Es gibt auch Ver­stö­ße gegen die Vor­ga­be, ab einem Pegel­stand unter 125cm nur noch Dop­pel­pad­del statt Stech­pad­del an die Kanu­mie­ter aus­zu­ge­ben. Man begrün­det die­se Vor­ga­be damit, dass damit die Unter­was­ser­ve­ge­ta­ti­on bes­ser geschützt wer­de, da mit einem Dop­pel­pad­del nicht so tief ins Was­ser ein­ge­taucht wer­de. Im Anhang wird eine Bild­auf­nah­me zei­gen (sie­he neben­ste­hen­des Foto), dass bei einem Pegel­stand von 119cm trotz­dem Stech­pad­del von den Betrei­bern an die Kanu­mie­ter aus­ge­ge­ben wor­den sind. Wir erin­nern an die TV-Inter­views (zb. in der ARD-Media­thek) im Baye­ri­schen Rund­funk, in denen eini­ge Kanu­be­trei­ber ver­sucht haben, öffent­lich­keits­wirk­sam die Vor­tei­le der Dop­pel­pad­del dar­zu­stel­len. Die TV-Inter­views zei­gen deut­lich, dass die Öffent­lich­keit mit die­sen Aus­sa­gen bewusst getäuscht wor­den ist!

Der BN for­dert daher: Wir müs­sen lei­der erken­nen, dass die finan­zi­el­len Inter­es­sen gegen­über den Vor­ga­ben des Arten­schut­zes im euro­pä­isch geschütz­ten FFH-Gebiet der Wie­sent über­wie­gen. Ein Beginn der Kanu­sai­son erst ab dem 15. Juni für die näch­ste Sai­son ist wei­ter­hin eine unse­rer zen­tra­len Forderungen.

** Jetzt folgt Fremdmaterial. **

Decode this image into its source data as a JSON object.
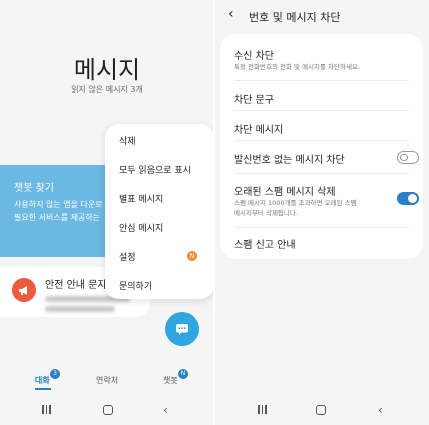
{
  "left": {
    "title": "메시지",
    "subtitle": "읽지 않은 메시지 3개",
    "chatbot_card": {
      "title": "챗봇 찾기",
      "desc_line1": "사용하지 않는 앱을 다운로",
      "desc_line2": "필요한 서비스를 제공하는"
    },
    "notice_card": {
      "title": "안전 안내 문자"
    },
    "context_menu": {
      "items": [
        "삭제",
        "모두 읽음으로 표시",
        "별표 메시지",
        "안심 메시지",
        "설정",
        "문의하기"
      ],
      "settings_badge": "N"
    },
    "tabs": [
      {
        "label": "대화",
        "badge": "3"
      },
      {
        "label": "연락처",
        "badge": ""
      },
      {
        "label": "챗봇",
        "badge": "N"
      }
    ]
  },
  "right": {
    "header_title": "번호 및 메시지 차단",
    "rows": [
      {
        "title": "수신 차단",
        "desc": "특정 전화번호의 전화 및 메시지를 차단하세요."
      },
      {
        "title": "차단 문구"
      },
      {
        "title": "차단 메시지"
      },
      {
        "title": "발신번호 없는 메시지 차단",
        "toggle": "off"
      },
      {
        "title": "오래된 스팸 메시지 삭제",
        "desc_line1": "스팸 메시지 1000개를 초과하면 오래된 스팸",
        "desc_line2": "메시지부터 삭제됩니다.",
        "toggle": "on"
      },
      {
        "title": "스팸 신고 안내"
      }
    ]
  },
  "colors": {
    "accent": "#2a7fc9",
    "chatbot_card": "#6bb8e2",
    "fab": "#2ea7e0",
    "notice_icon": "#f05a3c",
    "settings_badge": "#f08a2c"
  },
  "icons": [
    "back-arrow-icon",
    "megaphone-icon",
    "chat-fab-icon",
    "recent-apps-icon",
    "home-icon",
    "back-icon"
  ]
}
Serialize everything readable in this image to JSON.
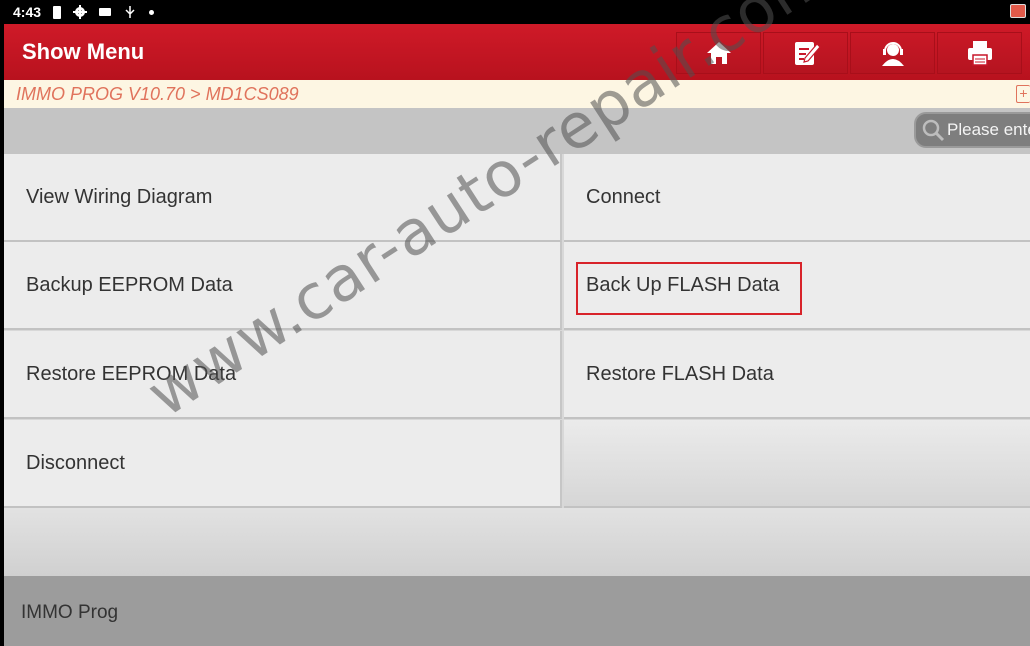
{
  "status_bar": {
    "time": "4:43",
    "icons": [
      "battery-icon",
      "settings-icon",
      "camera-icon",
      "usb-icon",
      "notification-dot-icon"
    ],
    "right_icon": "cast-icon"
  },
  "header": {
    "title": "Show Menu",
    "buttons": [
      {
        "name": "home",
        "icon": "home-icon"
      },
      {
        "name": "report",
        "icon": "edit-report-icon"
      },
      {
        "name": "support",
        "icon": "support-agent-icon"
      },
      {
        "name": "print",
        "icon": "printer-icon"
      }
    ],
    "accent_color": "#c8172a"
  },
  "breadcrumb": {
    "text": "IMMO PROG V10.70 > MD1CS089",
    "icon": "add-bookmark-icon",
    "color": "#e0735c"
  },
  "search": {
    "placeholder": "Please enter"
  },
  "menu": {
    "items": [
      {
        "label": "View Wiring Diagram"
      },
      {
        "label": "Connect"
      },
      {
        "label": "Backup EEPROM Data"
      },
      {
        "label": "Back Up FLASH Data",
        "highlighted": true
      },
      {
        "label": "Restore EEPROM Data"
      },
      {
        "label": "Restore FLASH Data"
      },
      {
        "label": "Disconnect"
      },
      {
        "label": ""
      }
    ],
    "highlight_color": "#d8232a"
  },
  "footer": {
    "label": "IMMO Prog"
  },
  "watermark": {
    "text": "www.car-auto-repair.com"
  }
}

Laut Schiff­fahrts­ver­ord­nung gibt es ins­ge­samt für alle drei kom­mer­zi­el­len Anbie­ter eine Ober­gren­ze für Boots­fahr­ten pro Tag. Im Monat Mai ins­ge­samt 100 Fahr­ten, im Monat Juni ins­ge­samt 120 Fahr­ten. So wur­den an einem Wochen­en­de allein bei einem Anbie­ter 300 zah­len­de Kanu­tou­ri­sten beob­ach­tet. Die­se Rech­nung kann nicht auf­ge­hen und zeigt einen wei­te­ren gra­vie­ren­den Ver­stoß gegen die behörd­li­chen Vorgaben.

Stehpaddel

Steh­pad­del

Die Schiff­fahrts­ver­ord­nung betrifft nur die kom­mer­zi­el­len Anbie­ter. Im gesam­ten Ver­lauf der Sai­son zwi­schen Mai und Juni haben pri­va­te Kanu­fah­rer trotz­dem den Fluss an nicht erlaub­ten Stel­len ver­las­sen und auch die Wie­sent mit Steh­pad­deln befah­ren (sie­he neben­ste­hen­des Foto). Es gilt ein Ver­bot für die gesam­te Saison!

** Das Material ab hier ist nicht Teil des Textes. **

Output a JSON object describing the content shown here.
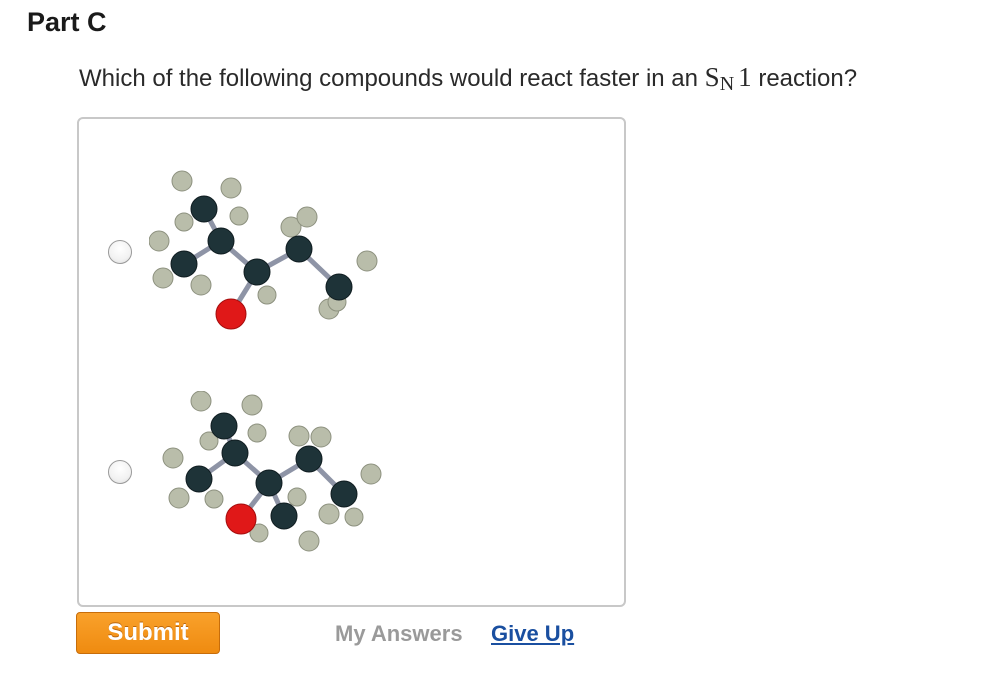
{
  "part": {
    "title": "Part C"
  },
  "question": {
    "prefix": "Which of the following compounds would react faster in an ",
    "sn_main": "S",
    "sn_sub": "N",
    "sn_number": "1",
    "suffix": " reaction?"
  },
  "options": [
    {
      "selected": false,
      "image_icon": "molecule-ball-and-stick"
    },
    {
      "selected": false,
      "image_icon": "molecule-ball-and-stick"
    }
  ],
  "colors": {
    "carbon": "#1e3338",
    "hydrogen": "#b9bdaa",
    "oxygen": "#e01818",
    "bond": "#8e94a6",
    "submit": "#f39416",
    "link": "#1a4fa0",
    "disabled": "#9a9a9a"
  },
  "actions": {
    "submit_label": "Submit",
    "my_answers_label": "My Answers",
    "give_up_label": "Give Up"
  }
}
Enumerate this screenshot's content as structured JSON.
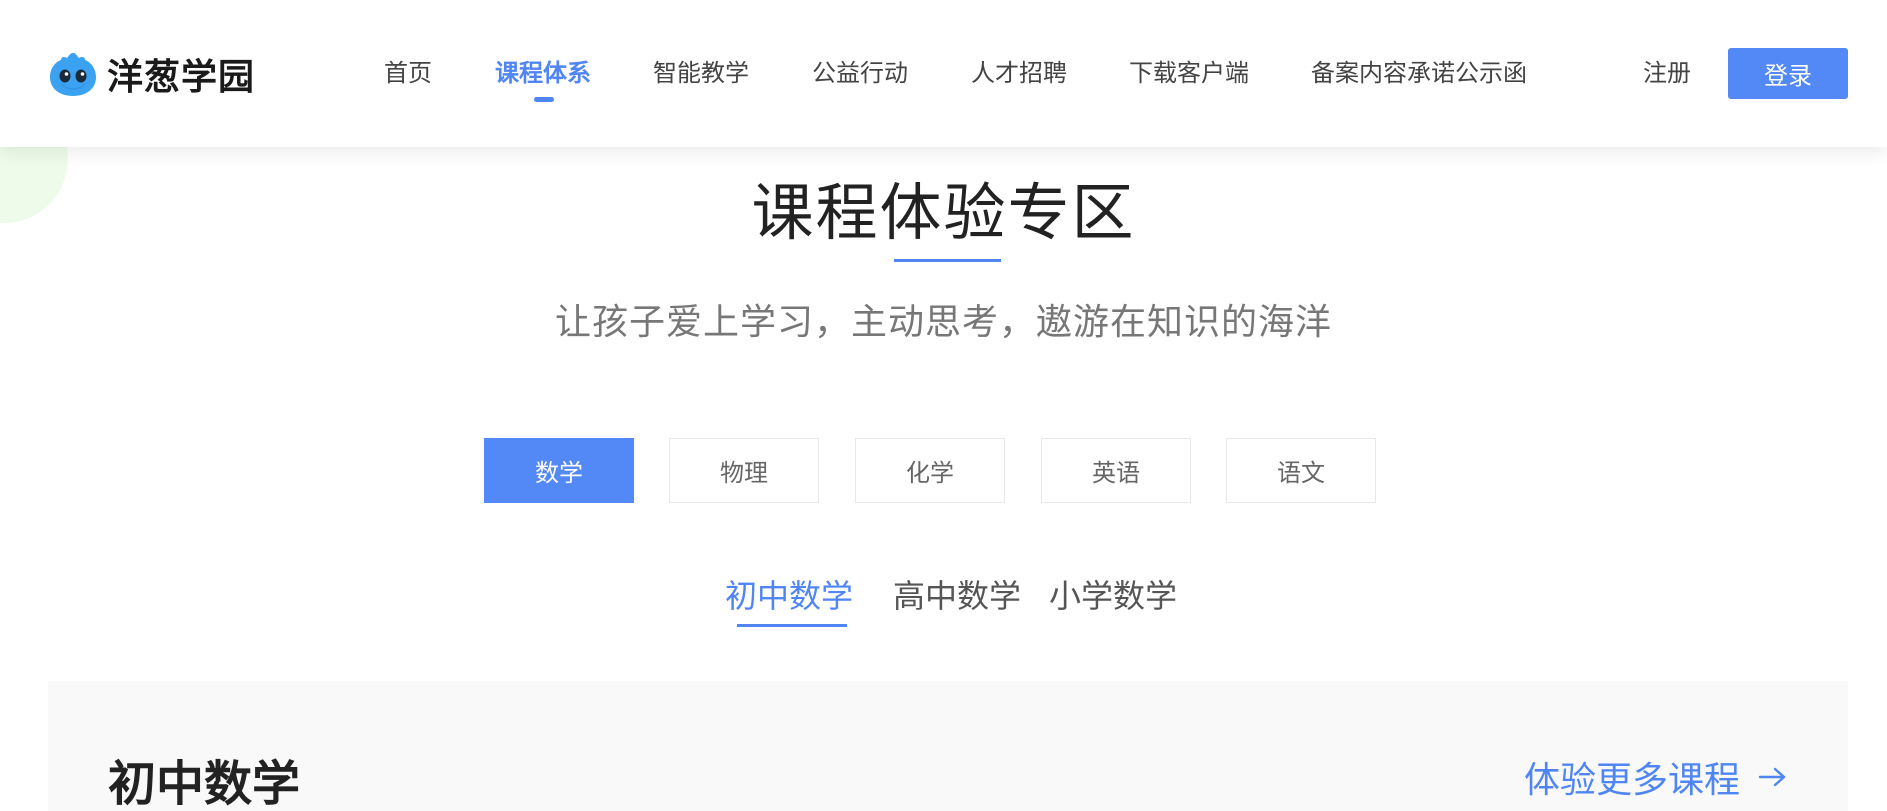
{
  "header": {
    "logo_text": "洋葱学园",
    "nav": [
      {
        "label": "首页",
        "active": false
      },
      {
        "label": "课程体系",
        "active": true
      },
      {
        "label": "智能教学",
        "active": false
      },
      {
        "label": "公益行动",
        "active": false
      },
      {
        "label": "人才招聘",
        "active": false
      },
      {
        "label": "下载客户端",
        "active": false
      },
      {
        "label": "备案内容承诺公示函",
        "active": false
      }
    ],
    "register_label": "注册",
    "login_label": "登录"
  },
  "section": {
    "title": "课程体验专区",
    "subtitle": "让孩子爱上学习，主动思考，遨游在知识的海洋"
  },
  "subject_tabs": [
    {
      "label": "数学",
      "active": true
    },
    {
      "label": "物理",
      "active": false
    },
    {
      "label": "化学",
      "active": false
    },
    {
      "label": "英语",
      "active": false
    },
    {
      "label": "语文",
      "active": false
    }
  ],
  "level_tabs": [
    {
      "label": "初中数学",
      "active": true
    },
    {
      "label": "高中数学",
      "active": false
    },
    {
      "label": "小学数学",
      "active": false
    }
  ],
  "panel": {
    "title": "初中数学",
    "more_label": "体验更多课程",
    "more_icon": "arrow-right-icon"
  },
  "colors": {
    "accent": "#4f85f5",
    "button": "#5289f7",
    "panel_bg": "#f9f9f9",
    "mascot": "#3aa2f0"
  }
}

Der BN for­dert daher: Die gesam­ten Vor­ga­ben sind so kon­stru­iert, dass die recht­li­che Umset­zung gar nicht mög­lich ist. Uns ist trotz der hier beschrie­be­nen Ver­stö­ße noch kei­ne ein­zi­ge Aus­spra­che eines Buß­gel­des (vgl. Ver­hal­tens­re­geln Fluss­erleb­nis Wie­sent, PDF-Datei) bekannt.

Gesamt­fa­zit

Die euro­pä­isch ver­an­ker­ten und gesetz­li­chen Vor­ga­ben, das Öko­sy­stem Wie­sent in sei­nem guten Erhal­tungs­zu­stand zu bewah­ren und zu sichern wer­den igno­riert und unter­lau­fen (Euro­päi­sche Was­ser­rah­men­richt­li­nie). Wir sind Bür­ge­rin­nen und Bür­ger eines Rechts­staa­tes, und ver­trau­en auf die Recht­staat­lich­keit. Die Recht­staat­lich­keit ist aber nicht mehr gewähr­lei­stet, wenn vor­her „heiß“ dis­ku­tier­te Inter­es­sen und Argu­men­te bei die­sem sehr sen­si­blen The­men­ge­biet in Ver­ord­nun­gen ein­flie­ßen, die dann von behörd­li­cher Sei­te ver­öf­fent­licht aber nicht durch­ge­setzt werden.

Wir bit­ten abschlie­ßend alle ver­ant­wort­li­chen und betei­lig­ten Behör­den um eine zügi­ge Stel­lung­nah­me. Dar­über hin­aus besteht sicher­lich auch ein öffent­li­ches Inter­es­se im Hin­blick auf die kon­kre­ten Maß­nah­men und Unter­su­chungs­in­hal­te und Zie­le der anste­hen­den arten­schutz­recht­li­chen Prüfung.

Mit freund­li­chen Grüßen
Dr. Ulrich Buch­holz, 1. Vor­stand der BN Kreis­grup­pe Forch­heim e.V.